The professional, education and health care sectors of the Northwest Arkansas economy have been growing steadily since 2007. Between 2007 and 2013, the region has seen a growth of 8,300 jobs in the region, with 6,100 added in education and health professions and 4,300 jobs added in the leisure and hospitality jobs related to the region's cultural amenities. The government and transportation sectors have remained relatively constant between 2007 and 2013, however the manufacturing sector has seen steady decline, mirroring national averages. The construction and real estate sectors saw large declines attributable to the poor housing market during the economic downturn.

==Education==
Public education for elementary and secondary students in the majority of Centerton is provided by Bentonville School District. A very small portion to the west is in the boundary for the Decatur School District. Centerton is home to three of the district's schools.
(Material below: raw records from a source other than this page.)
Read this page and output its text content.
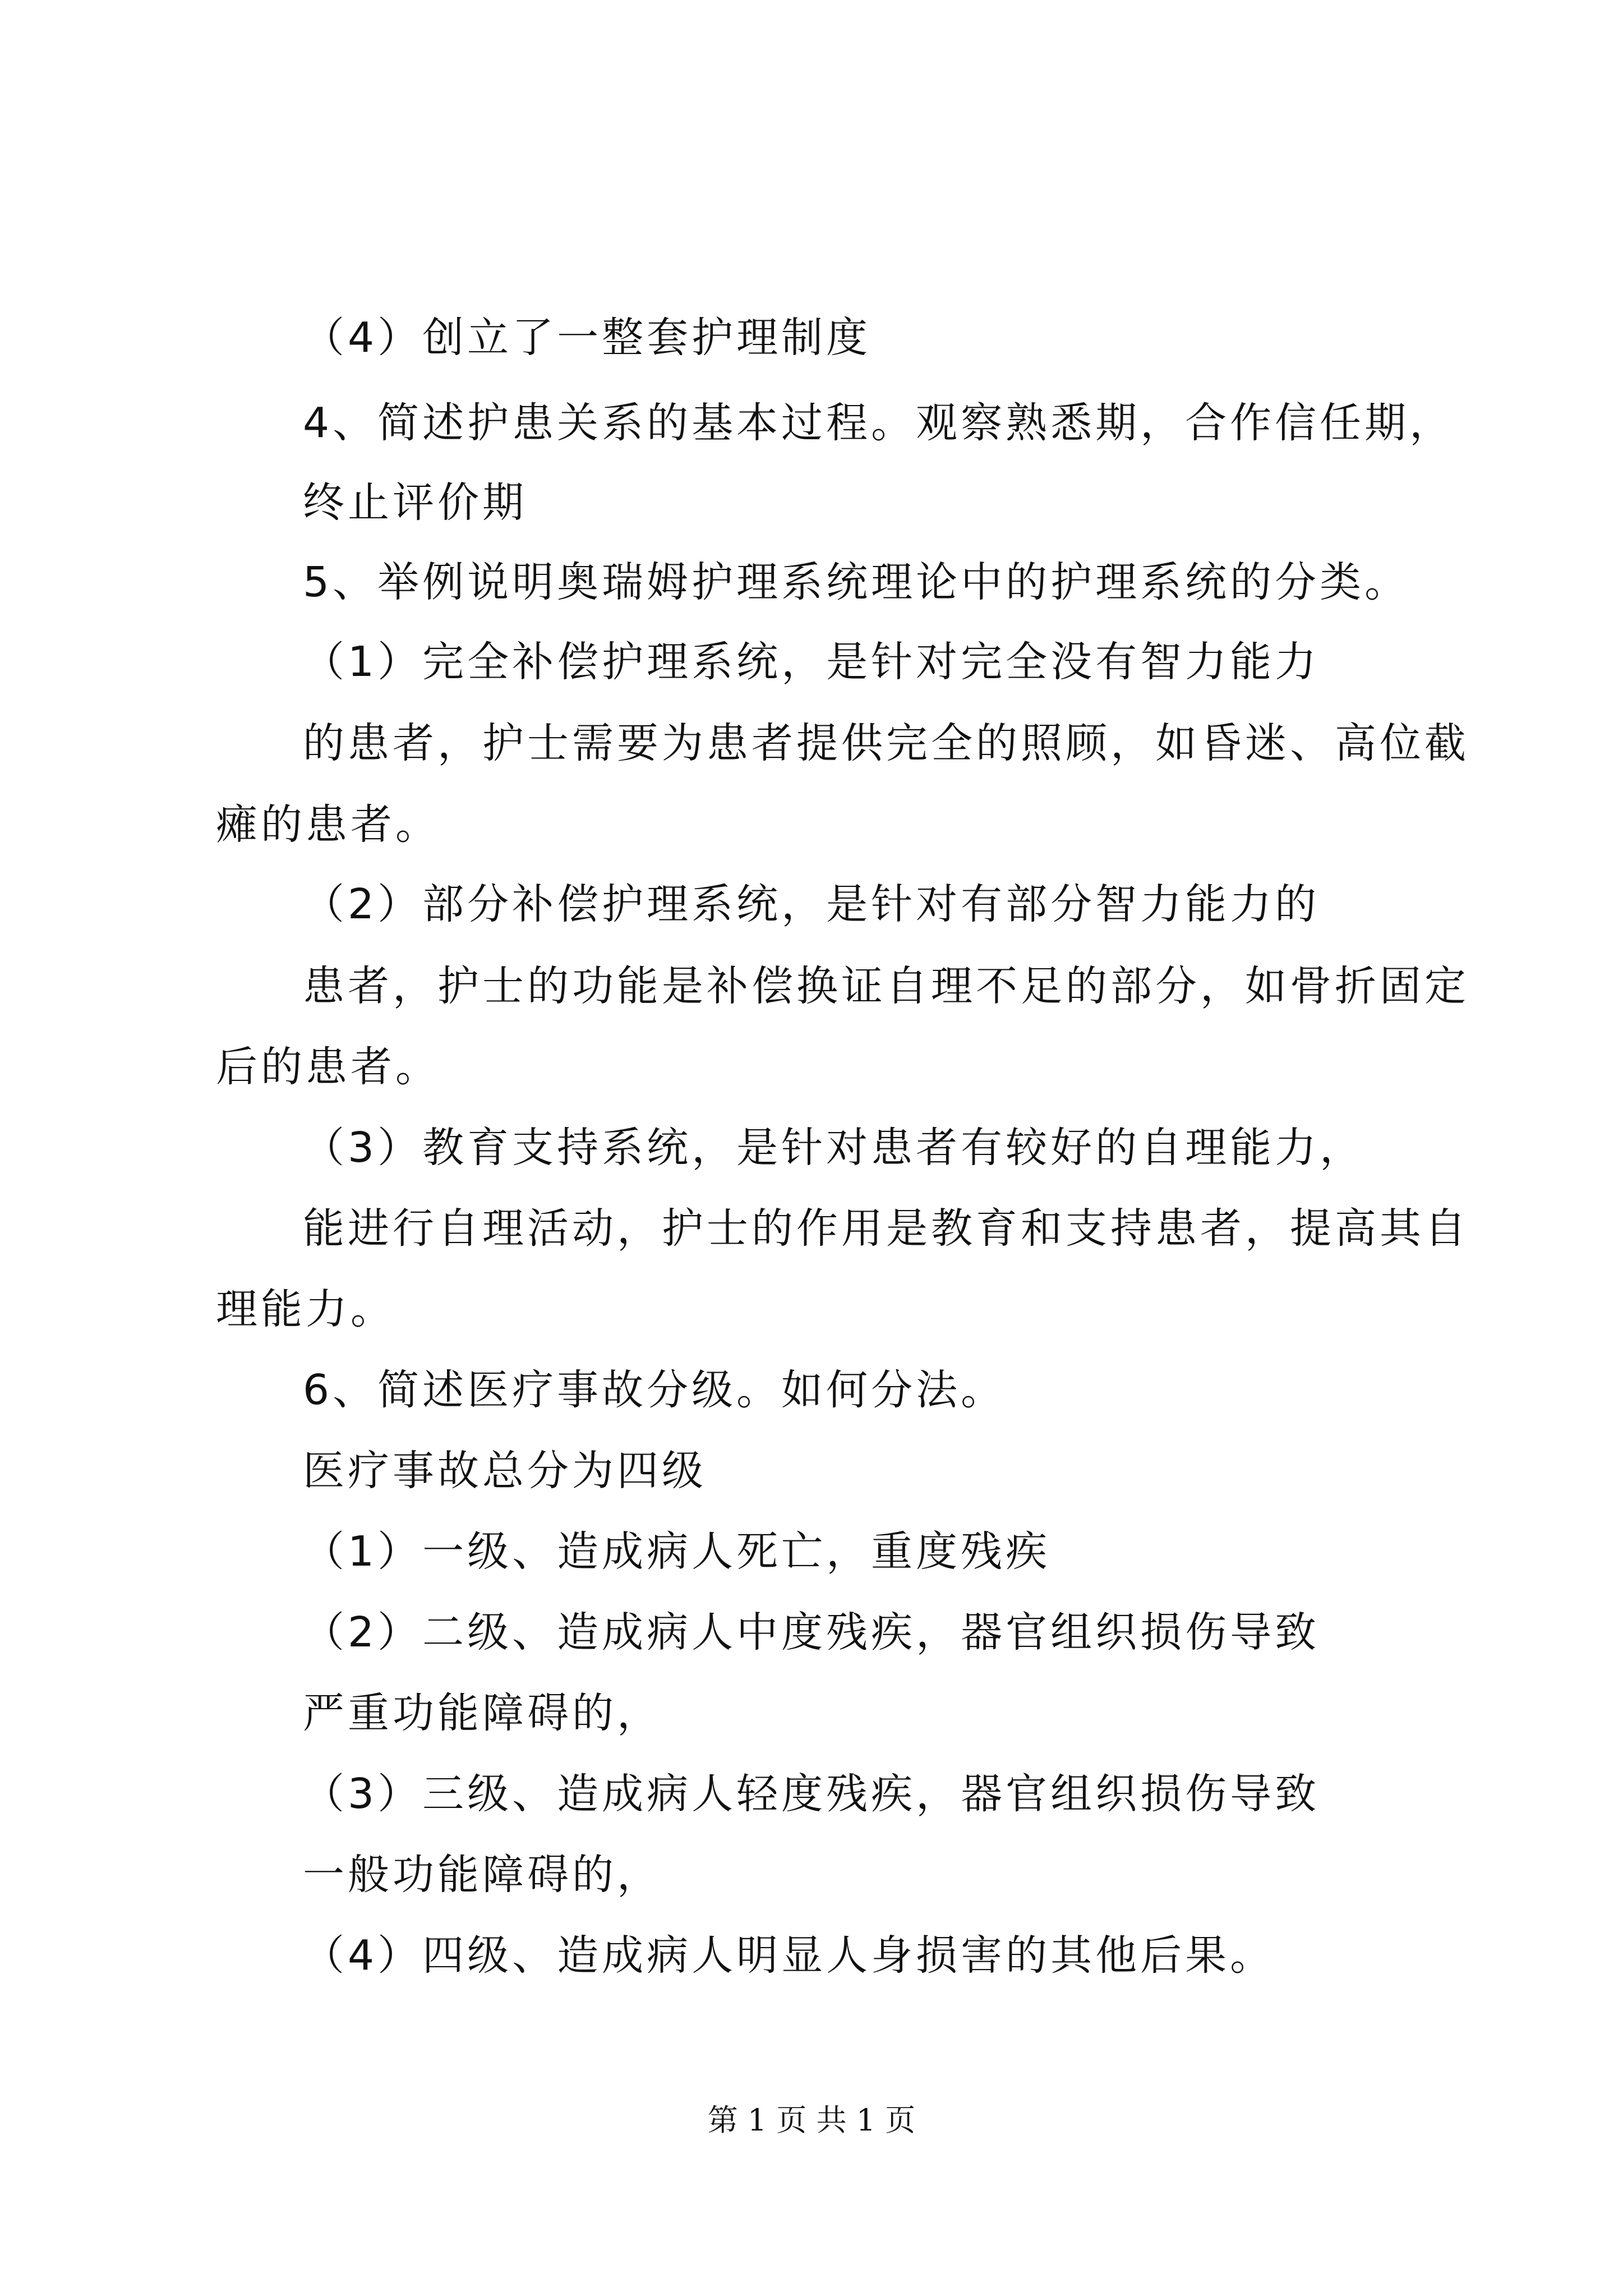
（4）创立了一整套护理制度
4、简述护患关系的基本过程。观察熟悉期，合作信任期，
终止评价期
5、举例说明奥瑞姆护理系统理论中的护理系统的分类。
（1）完全补偿护理系统，是针对完全没有智力能力
的患者，护士需要为患者提供完全的照顾，如昏迷、高位截
瘫的患者。
（2）部分补偿护理系统，是针对有部分智力能力的
患者，护士的功能是补偿换证自理不足的部分，如骨折固定
后的患者。
（3）教育支持系统，是针对患者有较好的自理能力，
能进行自理活动，护士的作用是教育和支持患者，提高其自
理能力。
6、简述医疗事故分级。如何分法。
医疗事故总分为四级
（1）一级、造成病人死亡，重度残疾
（2）二级、造成病人中度残疾，器官组织损伤导致
严重功能障碍的，
（3）三级、造成病人轻度残疾，器官组织损伤导致
一般功能障碍的，
（4）四级、造成病人明显人身损害的其他后果。
第 1 页 共 1 页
Centerton Gamble Elementary School in Centerton serves kindergarten through grade 4 and includes much of Centerton. Other portions of Centerton are zoned to Elm Tree, Mary Mae Jones, Osage Creek, and Vaughn elementary schools. Centerton is divided between Ardis Ann Middle School, Creekside Middle School, and Ruth Barker Middle School. Much of Centerton is zoned to Grimsley Junior High School in Centerton, while some sections are zoned to Lincoln Junior High School. All portions of Centerton in the Bentonville district are zoned to Bentonville West High School in Centerton.

Decatur High School is the comprehensive high school of the Decatur district.

Centerton is also home to one of Northwest Arkansas's private schools. Lifeway Christian School serves preschool through grade 12 and is based in the city's First Baptist Church Centerton.